14 April 2012
Twenty-six years ago, journalist John Nicholson, previous nominee for the Sports Book Of The Year award in the UK, decided to move with his partner to a rural cottage.
While there, they decided, they would live as naturally as possible, keeping chickens for eggs and meat.
However, when they tried to dispatch one of the birds, the results were so gross they decided to never do it again.
So, went their logic, if they weren't prepared to kill their own food then they wouldn't feel morally comfortable asking someone else to do it for them so they decided to become vegetarian.
It's an argument proffered by many vegetarians who argue that anyone who eats pork or beef should go to an abattoir and see where their meat actually comes from.
It's fine as far as it goes, but like a lot of arguments in favour of vegetarianism, it's simplistic -- a bit like saying that if you can't fly a plane then you shouldn't use air travel.
But Nicholson decided that they would live the veggie life -- lots of beans and pulses, plenty of soy products and, in general, they would have a healthy lifestyle. In fact he went to the next stage and became a vegan.
There was, however, one problem -- Nicholson spent the next 26 years feeling awful, in discomfort or pain from Irritable Bowel Syndrome, overweight and lacking in energy.

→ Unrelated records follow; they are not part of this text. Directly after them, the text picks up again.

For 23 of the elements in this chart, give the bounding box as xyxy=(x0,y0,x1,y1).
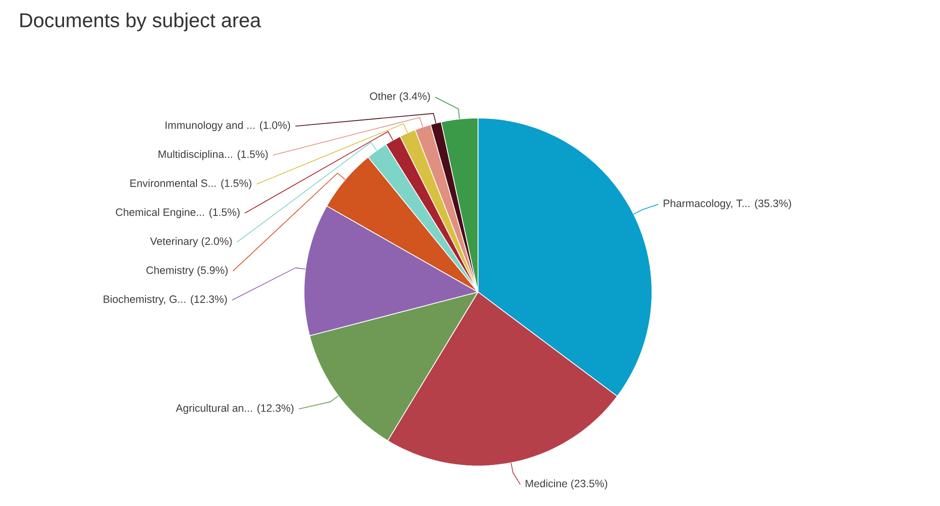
slice-label: Veterinary xyxy=(150,237,198,248)
data-label: (23.5%) xyxy=(571,479,608,490)
slice-label: Chemistry xyxy=(146,266,194,276)
data-label: (12.3%) xyxy=(190,295,227,306)
data-label: (35.3%) xyxy=(755,199,792,210)
slice-label: Biochemistry, G... xyxy=(104,295,186,306)
data-label: (1.5%) xyxy=(209,208,240,218)
slice-label: Other xyxy=(370,92,396,100)
slice-label: Agricultural an... xyxy=(176,404,252,414)
data-label: (12.3%) xyxy=(257,404,294,414)
data-label: (1.0%) xyxy=(260,121,290,132)
slice-label: Multidisciplina... xyxy=(158,150,232,160)
slice-label: Chemical Engine... xyxy=(116,208,204,218)
data-label: (1.5%) xyxy=(221,179,252,190)
data-label: (5.9%) xyxy=(198,266,228,276)
chart-title: Documents by subject area xyxy=(20,12,262,32)
slice-label: Environmental S... xyxy=(130,179,216,187)
slice-label: Immunology and ... xyxy=(166,121,254,132)
data-label: (2.0%) xyxy=(202,237,232,248)
slice-label: Pharmacology, T... xyxy=(664,199,750,210)
data-label: (3.4%) xyxy=(400,92,430,102)
data-label: (1.5%) xyxy=(238,150,268,160)
slice-label: Medicine xyxy=(526,479,568,488)
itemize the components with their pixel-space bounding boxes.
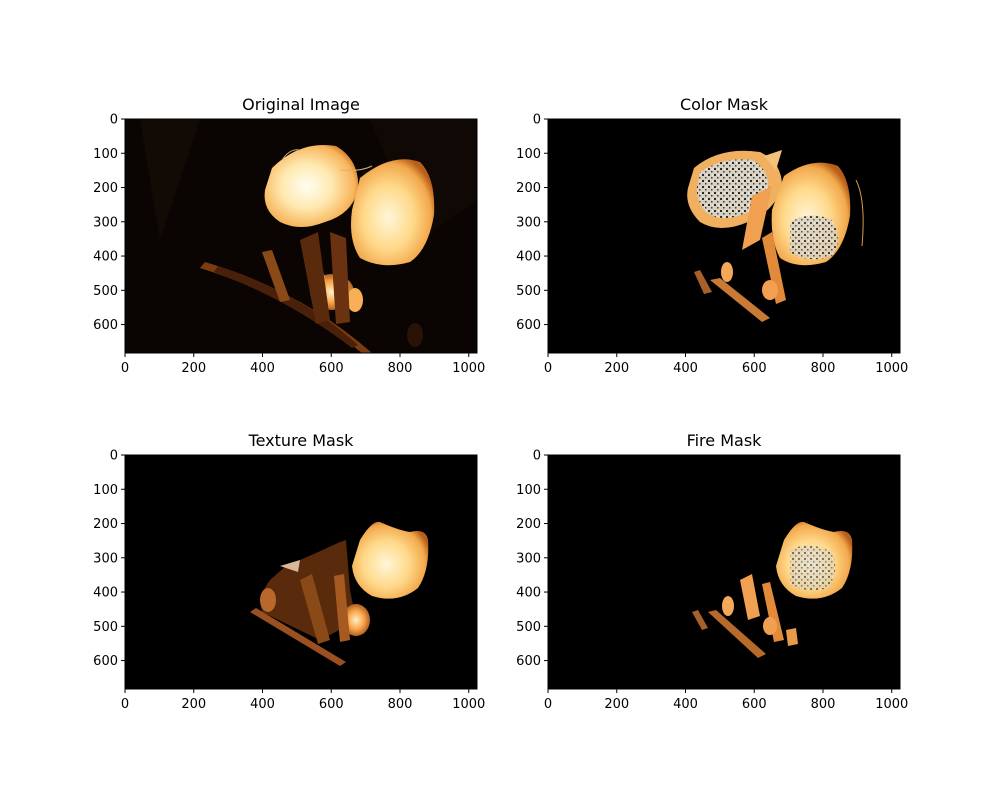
image-area — [125, 455, 477, 689]
x-tick-label: 400 — [250, 361, 275, 376]
y-tick-label: 300 — [93, 215, 118, 230]
y-tick-label: 400 — [93, 250, 118, 265]
x-axis-ticks: 0 200 400 600 800 1000 — [121, 689, 485, 712]
image-area — [125, 119, 477, 353]
y-tick-label: 0 — [533, 113, 541, 128]
x-tick-label: 800 — [811, 361, 836, 376]
y-tick-label: 200 — [93, 181, 118, 196]
y-tick-label: 400 — [93, 586, 118, 601]
panel-texture-mask: Texture Mask 0 200 400 600 800 1000 0 100 200 30… — [93, 431, 485, 712]
x-tick-label: 200 — [604, 697, 629, 712]
panel-original-image: Original Image 0 200 400 600 800 1000 — [93, 95, 485, 376]
x-tick-label: 1000 — [452, 361, 485, 376]
x-tick-label: 800 — [388, 361, 413, 376]
y-tick-label: 200 — [516, 181, 541, 196]
x-tick-label: 0 — [544, 361, 552, 376]
y-tick-label: 100 — [516, 483, 541, 498]
x-tick-label: 800 — [388, 697, 413, 712]
y-tick-label: 600 — [93, 654, 118, 669]
y-tick-label: 600 — [516, 318, 541, 333]
y-tick-label: 500 — [516, 620, 541, 635]
y-tick-label: 400 — [516, 586, 541, 601]
panel-title: Original Image — [242, 95, 360, 114]
y-axis-ticks: 0 100 200 300 400 500 600 — [516, 113, 548, 333]
x-tick-label: 200 — [181, 697, 206, 712]
y-axis-ticks: 0 100 200 300 400 500 600 — [93, 113, 125, 333]
y-tick-label: 600 — [93, 318, 118, 333]
x-tick-label: 0 — [121, 361, 129, 376]
x-tick-label: 600 — [319, 361, 344, 376]
y-tick-label: 100 — [93, 483, 118, 498]
y-tick-label: 300 — [516, 215, 541, 230]
y-tick-label: 600 — [516, 654, 541, 669]
image-area — [548, 119, 900, 353]
y-tick-label: 400 — [516, 250, 541, 265]
axis-frame — [547, 454, 901, 690]
axis-frame — [124, 118, 478, 354]
y-tick-label: 0 — [533, 449, 541, 464]
x-tick-label: 400 — [250, 697, 275, 712]
panel-title: Texture Mask — [248, 431, 355, 450]
x-tick-label: 0 — [121, 697, 129, 712]
y-tick-label: 0 — [110, 113, 118, 128]
panel-fire-mask: Fire Mask 0 200 400 600 800 1000 0 100 200 300 40… — [516, 431, 908, 712]
image-area — [548, 455, 900, 689]
y-tick-label: 500 — [93, 284, 118, 299]
y-tick-label: 0 — [110, 449, 118, 464]
axis-frame — [124, 454, 478, 690]
x-tick-label: 800 — [811, 697, 836, 712]
x-tick-label: 600 — [742, 361, 767, 376]
x-tick-label: 1000 — [875, 697, 908, 712]
x-axis-ticks: 0 200 400 600 800 1000 — [544, 353, 908, 376]
axis-frame — [547, 118, 901, 354]
x-axis-ticks: 0 200 400 600 800 1000 — [544, 689, 908, 712]
y-axis-ticks: 0 100 200 300 400 500 600 — [93, 449, 125, 669]
x-tick-label: 0 — [544, 697, 552, 712]
panel-title: Fire Mask — [687, 431, 763, 450]
y-tick-label: 300 — [516, 551, 541, 566]
y-tick-label: 300 — [93, 551, 118, 566]
x-tick-label: 600 — [319, 697, 344, 712]
y-tick-label: 500 — [93, 620, 118, 635]
x-tick-label: 200 — [604, 361, 629, 376]
x-tick-label: 600 — [742, 697, 767, 712]
x-tick-label: 400 — [673, 361, 698, 376]
y-tick-label: 200 — [516, 517, 541, 532]
panel-title: Color Mask — [680, 95, 769, 114]
x-tick-label: 1000 — [875, 361, 908, 376]
y-tick-label: 100 — [93, 147, 118, 162]
y-tick-label: 100 — [516, 147, 541, 162]
x-tick-label: 200 — [181, 361, 206, 376]
x-tick-label: 400 — [673, 697, 698, 712]
x-axis-ticks: 0 200 400 600 800 1000 — [121, 353, 485, 376]
x-tick-label: 1000 — [452, 697, 485, 712]
panel-color-mask: Color Mask 0 200 400 600 800 1000 0 100 200 300 4… — [516, 95, 908, 376]
y-tick-label: 500 — [516, 284, 541, 299]
y-axis-ticks: 0 100 200 300 400 500 600 — [516, 449, 548, 669]
y-tick-label: 200 — [93, 517, 118, 532]
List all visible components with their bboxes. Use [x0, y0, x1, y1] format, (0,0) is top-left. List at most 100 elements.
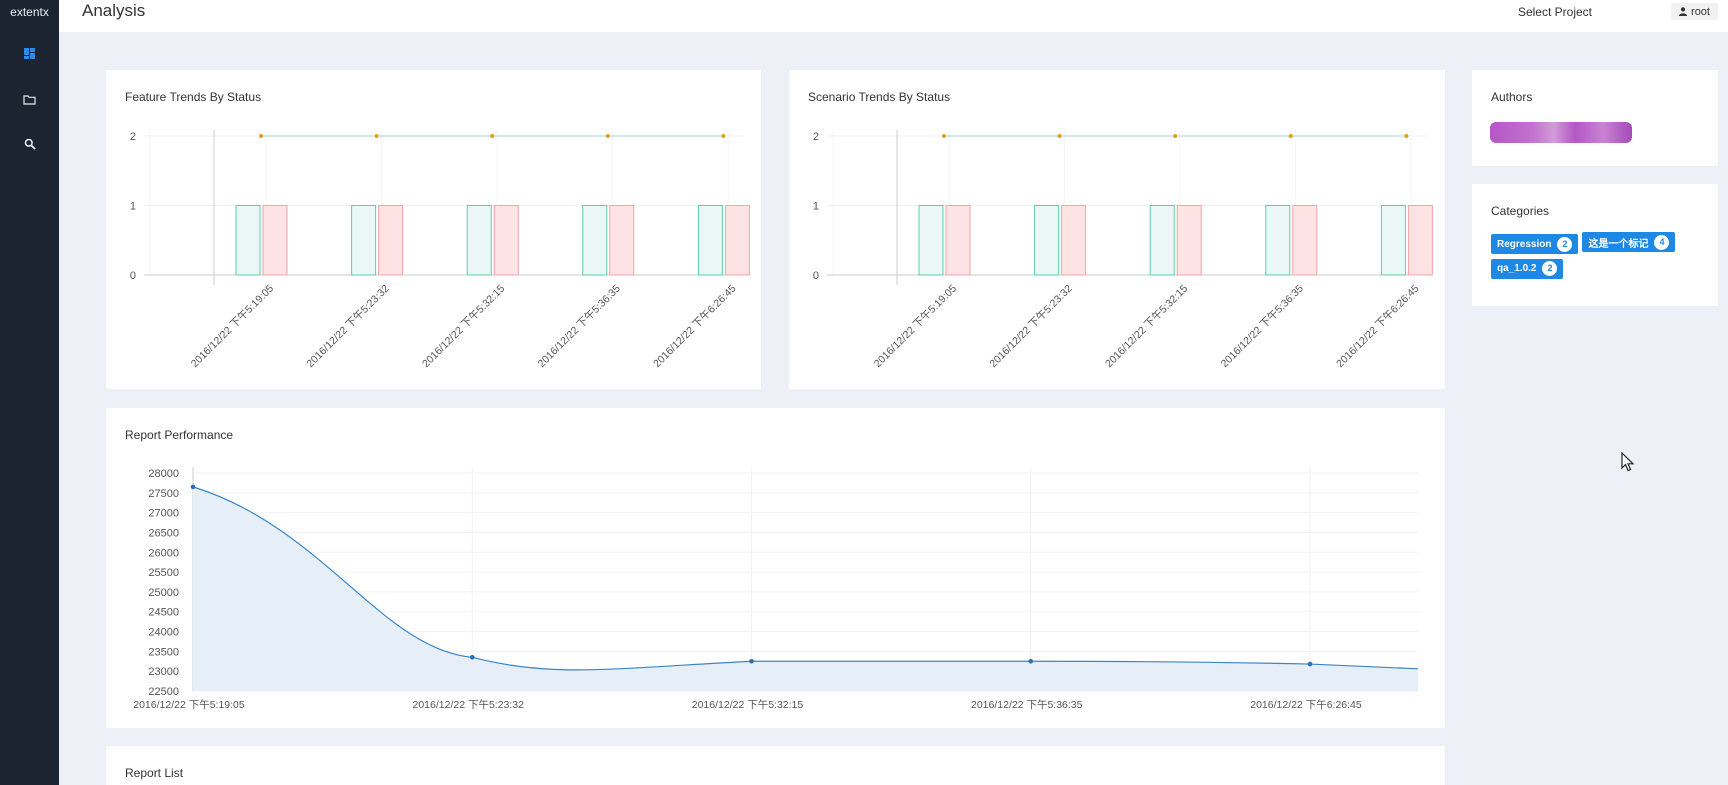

Anyone who gets through his chapter on how he coped, and sometimes didn't, with his constant need to go to the bathroom will understand just how awful it was. He pulls no punches and you have to admire him for being so honest about such an embarrassing condition.
But this is not a book of self pity -- it's a book of humour, some exquisite writing and, most importantly, a terrible burning anger; an anger against elements of the vegetarian movement, an anger against himself for believing some of the things he had been told, but most of all, an anger against the medical establishment, in particular the dieticians and nutritionists of the NHS, as well as the GPs who failed to take his predicament seriously.
After all, he told them, he was living a healthy life, he didn't eat meat or processed food and he should be the poster boy for healthy living. Yet here he was, plagued with stomach problems, depressed and constantly farting -- and that was the least of his physical woes.